Avant d’expliquer ce que recouvrent ces affirmations, permettez-moi de préciser deux ou trois choses :

– Toute crise n’est pas mortifère. Ou, pour être plus exact, la plupart des crises sont des passages obligés, et positifs, dans la vie d’une personne ou d’une institution. Il n’y a donc pas lieu de dramatiser. Par contre, toute crise est une excellente occasion de remise en question et donc de progrès.

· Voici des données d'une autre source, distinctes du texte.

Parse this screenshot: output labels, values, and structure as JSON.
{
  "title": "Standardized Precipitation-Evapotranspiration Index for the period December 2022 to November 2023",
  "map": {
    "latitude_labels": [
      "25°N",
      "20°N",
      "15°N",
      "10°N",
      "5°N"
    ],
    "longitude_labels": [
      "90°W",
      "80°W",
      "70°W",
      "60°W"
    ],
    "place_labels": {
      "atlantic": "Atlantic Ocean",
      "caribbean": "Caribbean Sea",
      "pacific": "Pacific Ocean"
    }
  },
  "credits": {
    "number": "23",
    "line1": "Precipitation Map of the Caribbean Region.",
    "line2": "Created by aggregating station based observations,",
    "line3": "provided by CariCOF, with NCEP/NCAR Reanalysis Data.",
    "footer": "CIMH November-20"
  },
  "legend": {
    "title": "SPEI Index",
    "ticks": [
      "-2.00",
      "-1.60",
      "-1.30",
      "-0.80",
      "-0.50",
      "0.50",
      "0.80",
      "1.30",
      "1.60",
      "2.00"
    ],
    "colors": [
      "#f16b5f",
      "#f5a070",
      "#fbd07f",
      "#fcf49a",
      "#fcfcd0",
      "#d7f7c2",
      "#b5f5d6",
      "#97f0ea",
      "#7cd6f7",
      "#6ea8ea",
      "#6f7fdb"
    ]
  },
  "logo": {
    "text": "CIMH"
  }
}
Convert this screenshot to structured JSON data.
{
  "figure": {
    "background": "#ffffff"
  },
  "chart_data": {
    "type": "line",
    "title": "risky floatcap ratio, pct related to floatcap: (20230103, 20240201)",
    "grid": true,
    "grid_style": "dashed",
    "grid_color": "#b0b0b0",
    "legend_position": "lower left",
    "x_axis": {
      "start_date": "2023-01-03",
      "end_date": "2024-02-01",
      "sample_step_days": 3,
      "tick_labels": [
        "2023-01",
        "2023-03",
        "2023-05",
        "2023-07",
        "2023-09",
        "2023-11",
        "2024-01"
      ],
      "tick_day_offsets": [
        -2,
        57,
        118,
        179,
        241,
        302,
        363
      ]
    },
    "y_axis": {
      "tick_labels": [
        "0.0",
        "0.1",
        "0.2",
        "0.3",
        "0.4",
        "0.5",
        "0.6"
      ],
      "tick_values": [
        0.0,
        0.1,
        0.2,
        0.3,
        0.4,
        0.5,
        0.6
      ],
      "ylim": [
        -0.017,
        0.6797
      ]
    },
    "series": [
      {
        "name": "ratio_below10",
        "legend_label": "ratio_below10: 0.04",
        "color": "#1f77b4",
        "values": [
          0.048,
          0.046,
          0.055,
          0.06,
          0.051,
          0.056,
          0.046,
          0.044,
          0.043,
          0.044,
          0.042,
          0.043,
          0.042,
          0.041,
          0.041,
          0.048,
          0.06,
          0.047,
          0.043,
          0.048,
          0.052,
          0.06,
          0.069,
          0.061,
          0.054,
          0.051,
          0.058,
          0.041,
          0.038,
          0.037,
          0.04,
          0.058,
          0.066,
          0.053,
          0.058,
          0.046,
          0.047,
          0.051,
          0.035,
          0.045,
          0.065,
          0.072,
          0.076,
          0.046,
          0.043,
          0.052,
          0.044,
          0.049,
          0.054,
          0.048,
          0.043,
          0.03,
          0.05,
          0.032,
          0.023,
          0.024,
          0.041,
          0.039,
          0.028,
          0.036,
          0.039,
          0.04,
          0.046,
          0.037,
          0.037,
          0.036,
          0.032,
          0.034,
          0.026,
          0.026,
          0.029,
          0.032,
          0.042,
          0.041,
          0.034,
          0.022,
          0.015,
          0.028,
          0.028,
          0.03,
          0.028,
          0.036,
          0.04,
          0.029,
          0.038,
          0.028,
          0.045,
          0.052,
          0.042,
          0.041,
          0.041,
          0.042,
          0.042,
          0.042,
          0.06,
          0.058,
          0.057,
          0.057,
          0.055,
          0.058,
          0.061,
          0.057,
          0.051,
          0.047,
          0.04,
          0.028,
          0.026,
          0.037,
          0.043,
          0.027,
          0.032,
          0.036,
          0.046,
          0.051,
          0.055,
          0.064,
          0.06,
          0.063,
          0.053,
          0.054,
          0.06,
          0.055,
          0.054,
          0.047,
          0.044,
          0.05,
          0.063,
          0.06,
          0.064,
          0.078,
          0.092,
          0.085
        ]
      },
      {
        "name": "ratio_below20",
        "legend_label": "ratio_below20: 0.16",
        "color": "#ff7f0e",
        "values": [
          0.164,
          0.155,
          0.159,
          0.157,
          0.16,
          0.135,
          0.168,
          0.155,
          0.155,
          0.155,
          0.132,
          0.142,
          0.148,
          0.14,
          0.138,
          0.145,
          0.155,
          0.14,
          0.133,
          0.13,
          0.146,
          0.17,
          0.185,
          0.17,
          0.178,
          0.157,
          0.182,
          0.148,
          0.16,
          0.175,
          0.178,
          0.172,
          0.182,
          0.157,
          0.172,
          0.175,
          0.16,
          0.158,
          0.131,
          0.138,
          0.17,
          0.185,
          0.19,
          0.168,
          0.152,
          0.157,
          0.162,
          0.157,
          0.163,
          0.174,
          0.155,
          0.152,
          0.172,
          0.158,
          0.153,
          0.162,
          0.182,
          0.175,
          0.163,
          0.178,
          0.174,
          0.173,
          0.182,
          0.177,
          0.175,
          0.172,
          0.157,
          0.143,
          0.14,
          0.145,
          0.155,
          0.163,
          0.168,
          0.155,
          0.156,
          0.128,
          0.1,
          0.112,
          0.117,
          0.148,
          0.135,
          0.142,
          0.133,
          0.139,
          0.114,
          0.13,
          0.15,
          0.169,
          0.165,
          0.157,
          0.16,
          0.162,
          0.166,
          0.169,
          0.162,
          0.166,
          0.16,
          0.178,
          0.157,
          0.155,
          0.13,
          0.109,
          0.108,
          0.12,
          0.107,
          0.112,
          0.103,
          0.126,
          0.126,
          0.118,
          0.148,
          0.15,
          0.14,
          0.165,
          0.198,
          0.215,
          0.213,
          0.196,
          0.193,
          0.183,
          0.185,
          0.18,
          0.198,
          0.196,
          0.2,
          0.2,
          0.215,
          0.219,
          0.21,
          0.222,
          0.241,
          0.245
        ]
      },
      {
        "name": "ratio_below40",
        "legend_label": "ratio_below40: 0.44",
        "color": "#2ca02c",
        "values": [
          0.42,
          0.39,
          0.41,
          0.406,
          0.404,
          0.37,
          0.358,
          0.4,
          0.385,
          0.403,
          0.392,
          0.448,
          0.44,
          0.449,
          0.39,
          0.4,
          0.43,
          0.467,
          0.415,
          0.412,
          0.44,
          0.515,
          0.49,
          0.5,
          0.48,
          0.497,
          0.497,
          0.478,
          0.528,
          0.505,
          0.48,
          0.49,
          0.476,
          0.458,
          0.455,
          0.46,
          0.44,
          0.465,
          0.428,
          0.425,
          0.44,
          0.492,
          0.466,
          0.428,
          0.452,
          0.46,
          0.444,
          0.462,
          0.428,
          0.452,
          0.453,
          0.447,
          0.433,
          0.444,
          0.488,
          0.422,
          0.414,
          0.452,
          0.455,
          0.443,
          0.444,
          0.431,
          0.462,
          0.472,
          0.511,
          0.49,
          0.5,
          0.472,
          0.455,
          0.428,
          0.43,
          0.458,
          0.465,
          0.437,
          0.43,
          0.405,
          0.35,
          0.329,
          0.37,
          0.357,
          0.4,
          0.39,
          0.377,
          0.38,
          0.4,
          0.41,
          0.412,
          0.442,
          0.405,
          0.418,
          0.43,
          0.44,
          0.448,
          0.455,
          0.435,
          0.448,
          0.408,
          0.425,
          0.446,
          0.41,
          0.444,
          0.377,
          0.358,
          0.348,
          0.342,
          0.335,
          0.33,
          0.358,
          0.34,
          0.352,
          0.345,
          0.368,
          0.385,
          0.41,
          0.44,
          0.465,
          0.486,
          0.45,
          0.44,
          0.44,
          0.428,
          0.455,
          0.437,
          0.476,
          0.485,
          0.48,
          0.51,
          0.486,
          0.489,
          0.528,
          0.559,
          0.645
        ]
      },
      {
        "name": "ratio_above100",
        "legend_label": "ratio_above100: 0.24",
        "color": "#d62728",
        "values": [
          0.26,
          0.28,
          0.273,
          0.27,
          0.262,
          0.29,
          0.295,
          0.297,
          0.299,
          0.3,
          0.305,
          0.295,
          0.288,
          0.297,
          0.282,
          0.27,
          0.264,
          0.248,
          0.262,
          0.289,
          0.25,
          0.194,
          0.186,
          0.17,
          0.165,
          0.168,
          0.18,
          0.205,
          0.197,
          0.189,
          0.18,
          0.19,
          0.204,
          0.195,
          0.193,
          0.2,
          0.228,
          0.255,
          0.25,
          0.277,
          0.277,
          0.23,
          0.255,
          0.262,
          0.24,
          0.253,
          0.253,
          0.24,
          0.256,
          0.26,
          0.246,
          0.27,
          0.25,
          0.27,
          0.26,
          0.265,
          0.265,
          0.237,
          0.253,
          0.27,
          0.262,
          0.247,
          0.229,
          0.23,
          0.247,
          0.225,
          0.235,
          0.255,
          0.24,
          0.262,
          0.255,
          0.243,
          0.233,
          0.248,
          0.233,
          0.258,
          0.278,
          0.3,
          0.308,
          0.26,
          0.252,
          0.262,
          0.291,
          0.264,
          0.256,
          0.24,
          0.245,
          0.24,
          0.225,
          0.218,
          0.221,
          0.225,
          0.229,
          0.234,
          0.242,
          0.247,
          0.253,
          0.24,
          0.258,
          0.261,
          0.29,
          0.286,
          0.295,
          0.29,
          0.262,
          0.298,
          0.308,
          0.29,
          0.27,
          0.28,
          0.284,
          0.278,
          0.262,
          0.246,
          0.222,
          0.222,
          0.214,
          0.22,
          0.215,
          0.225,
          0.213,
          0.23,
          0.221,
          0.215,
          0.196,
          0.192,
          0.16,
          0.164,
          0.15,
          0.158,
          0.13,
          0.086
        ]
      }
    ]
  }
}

– Identifier les difficultés en cours ou à venir est indispensable à la bonne marche d’une institution. Or, en la matière, nous avons le privilège d’être au bénéfice des compétences d’un excellent directeur en la personne de Clément Diedrichs. Non content de piloter la barque du CNEF au quotidien, il s’est préoccupé des conditions du voyage au long cours et a pressenti avant les autres des difficultés qui n’ont pas manqué d’apparaître.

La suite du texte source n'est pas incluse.